Depuis le 2 juin, le grand, le vaste vide... Comme on dirait "un triple blanc" pour séparer deux rives fort éloignées dans un même tissu narratif devant, de son seul corps, faire un seul et même récit mais avec une rupture qu'il convient de marquer... D'ordinaire ces silences, dus à des surcroîts d'obligations, sont de l'ordre du soupir, ne durent guère et restent chargés des frustrations ressenties à ne pas pouvoir me poser suffisamment longtemps pour polir à ma guise, comme j'aime à le faire, les mots et les phrases qu'ici je mets bout à bout, tâchant de produire du sens par le biais d’une forme qui me siée mais, surtout, d'obtenir une adéquation suffisante entre un conglomérat mental – non pas seulement une "pensée" qui serait un enchaînement plus ou moins cohérent d’idées mais un de ces phénomènes de l’esprit où se mêlent sensations, raisonnements, pensées justement et mots épars tels des pollens flottant dans l’air… avec mille autres "choses" échappant à la désignation – et un assemblage phrastique construit, intelligible pour quiconque lit le français.
Contrairement à une mienne amie qui, astreinte à une certaine "tenue d'écriture" de par sa profession, jouit de pouvoir se lâcher une fois la journée finie en écrivant "au kilomètre", sans souci de forme ou de littérarité et s’affranchissant même, à l’en croire, des scrupules orthographiques et syntaxiques, parce qu'elle aime pour lui-même l'acte consommé/consumé dans l'incandescence du présent, la simple dimension physique du geste d'écrire, à la main ou au clavier, et la sensation de totale liberté que procure le débondage scriptural, je n’éprouve pas la moindre jouissance à lâcher du texte comme cela, brut de décoffrage, ne tenant que par sa nature de "texte".
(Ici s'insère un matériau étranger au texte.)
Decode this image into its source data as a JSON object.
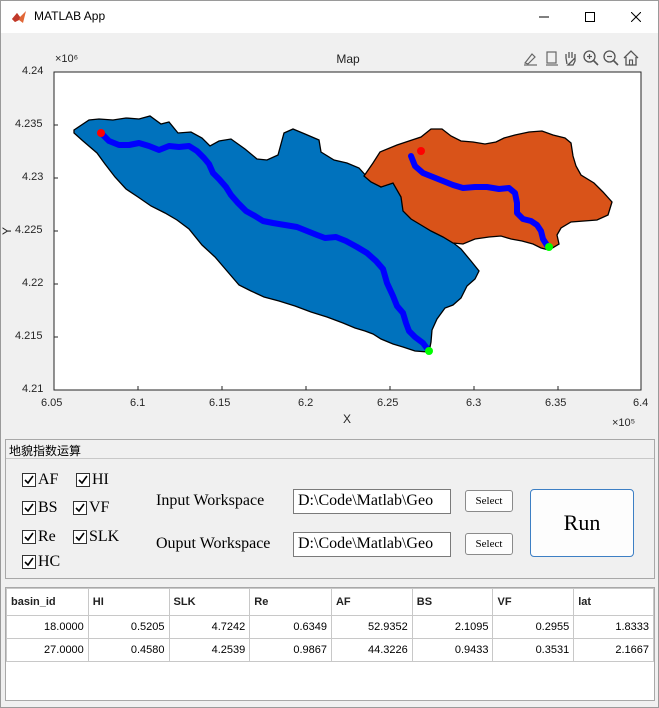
{
  "window": {
    "title": "MATLAB App"
  },
  "map": {
    "title": "Map",
    "xlabel": "X",
    "ylabel": "Y",
    "x_exponent": "×10⁵",
    "y_exponent": "×10⁶",
    "x_ticks": [
      "6.05",
      "6.1",
      "6.15",
      "6.2",
      "6.25",
      "6.3",
      "6.35",
      "6.4"
    ],
    "y_ticks": [
      "4.24",
      "4.235",
      "4.23",
      "4.225",
      "4.22",
      "4.215",
      "4.21"
    ],
    "basin_colors": {
      "west": "#0072BD",
      "east": "#D95319"
    },
    "river_color": "#0000FF",
    "source_point_color": "#FF0000",
    "outlet_point_color": "#00FF00",
    "toolbar_icons": [
      "brush-icon",
      "export-icon",
      "pan-hand-icon",
      "zoom-in-icon",
      "zoom-out-icon",
      "home-icon"
    ]
  },
  "panel": {
    "title": "地貌指数运算",
    "checkboxes": [
      {
        "label": "AF",
        "checked": true
      },
      {
        "label": "HI",
        "checked": true
      },
      {
        "label": "BS",
        "checked": true
      },
      {
        "label": "VF",
        "checked": true
      },
      {
        "label": "Re",
        "checked": true
      },
      {
        "label": "SLK",
        "checked": true
      },
      {
        "label": "HC",
        "checked": true
      }
    ],
    "input_label": "Input Workspace",
    "input_value": "D:\\Code\\Matlab\\Geo",
    "output_label": "Ouput Workspace",
    "output_value": "D:\\Code\\Matlab\\Geo",
    "select_label": "Select",
    "run_label": "Run"
  },
  "table": {
    "columns": [
      "basin_id",
      "HI",
      "SLK",
      "Re",
      "AF",
      "BS",
      "VF",
      "lat"
    ],
    "rows": [
      [
        "18.0000",
        "0.5205",
        "4.7242",
        "0.6349",
        "52.9352",
        "2.1095",
        "0.2955",
        "1.8333"
      ],
      [
        "27.0000",
        "0.4580",
        "4.2539",
        "0.9867",
        "44.3226",
        "0.9433",
        "0.3531",
        "2.1667"
      ]
    ]
  }
}
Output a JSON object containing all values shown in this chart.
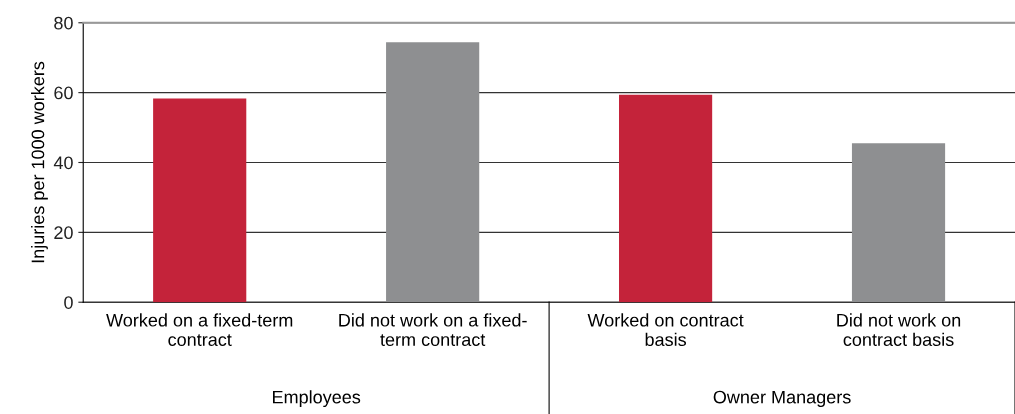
{
  "chart_data": {
    "type": "bar",
    "ylabel": "Injuries per 1000 workers",
    "categories": [
      "Worked on a fixed-term\ncontract",
      "Did not work on a fixed-\nterm contract",
      "Worked on contract\nbasis",
      "Did not work on\ncontract basis"
    ],
    "values": [
      58.3,
      74.4,
      59.4,
      45.5
    ],
    "colors": [
      "#c4233a",
      "#8e8f91",
      "#c4233a",
      "#8e8f91"
    ],
    "ylim": [
      0,
      80
    ],
    "yticks": [
      0,
      20,
      40,
      60,
      80
    ],
    "grid": "y",
    "legend": false,
    "annotations": [
      "Employees",
      "Owner Managers"
    ]
  }
}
Non: pour moi la satisfaction n’existe qu’à l’aune de la justesse formelle que je parviendrai à donner à un texte dont j'ai entraperçu les premiers linéaments à la périphérie d’une chose que je voulais exprimer – celle-ci, naissant d’abord à l’état de vague nébulosité mentale, se dégage peu à peu de sa gangue confuse; puis, quand elle est à peu près cernée, identifiée, des mots surgissent qui l’approchent, la traduisent… des comparaisons viennent, des images, enfin des phrases et, au bout du compte, une forme textuelle. Que je polis ensuite: de multiples relectures faisant office de toile émeri, des ratures, des effacements, des ajouts, des revirements, des remodelages s'opèrent … jusqu’à ce que, à mes yeux, les contours et les volumes, les reliefs et les rapports de proportion du texte écrit s’ajustent à ceux de la "forme virtuelle" qui, dans mon esprit, avait enflé et exigeait d’être exprimée. En fait mon plaisir suprême n’est jamais dans l’écriture en soi mais dans cet ineffable sentiment de trouver enfin, au terme de ce lent et patient polissage, le "tour juste", le mot, ou l’association de mots qui est l’exact reflet, pour moi du moins, de ce que sécrète mon esprit. Un sentiment très rare, et par là particulièrement jouissif.
Tant de lignes pour dire où gît pour moi le plaisir d’écrire alors que ce petit mot avait pour objet initial le "blanc", le désertique "blanc" qui depuis trois semaines stigmatise ma mutité, dû non pas, ainsi que je l’écrivais au début, à des "surcroîts d’obligations" mais à une espèce de désenchantement chronique, d’à-quoi-bonisme envahissant qui fait courber le cou à toute velléité de "faire", réduit à rien la moindre intention et donne aux jours des airs de flan mol et triste, plus triste encore quand le soleil est de la partie qui, censé rendre optimiste, joyeux, aiguise au contraire des pensées déjà mornes – par la violence du contraste, le bleu du ciel et la douceur de la brise taillent de douloureuses aspérités dans les états mélancoliques qui, au froid des nuées grises, s’allègent de s'y fondre.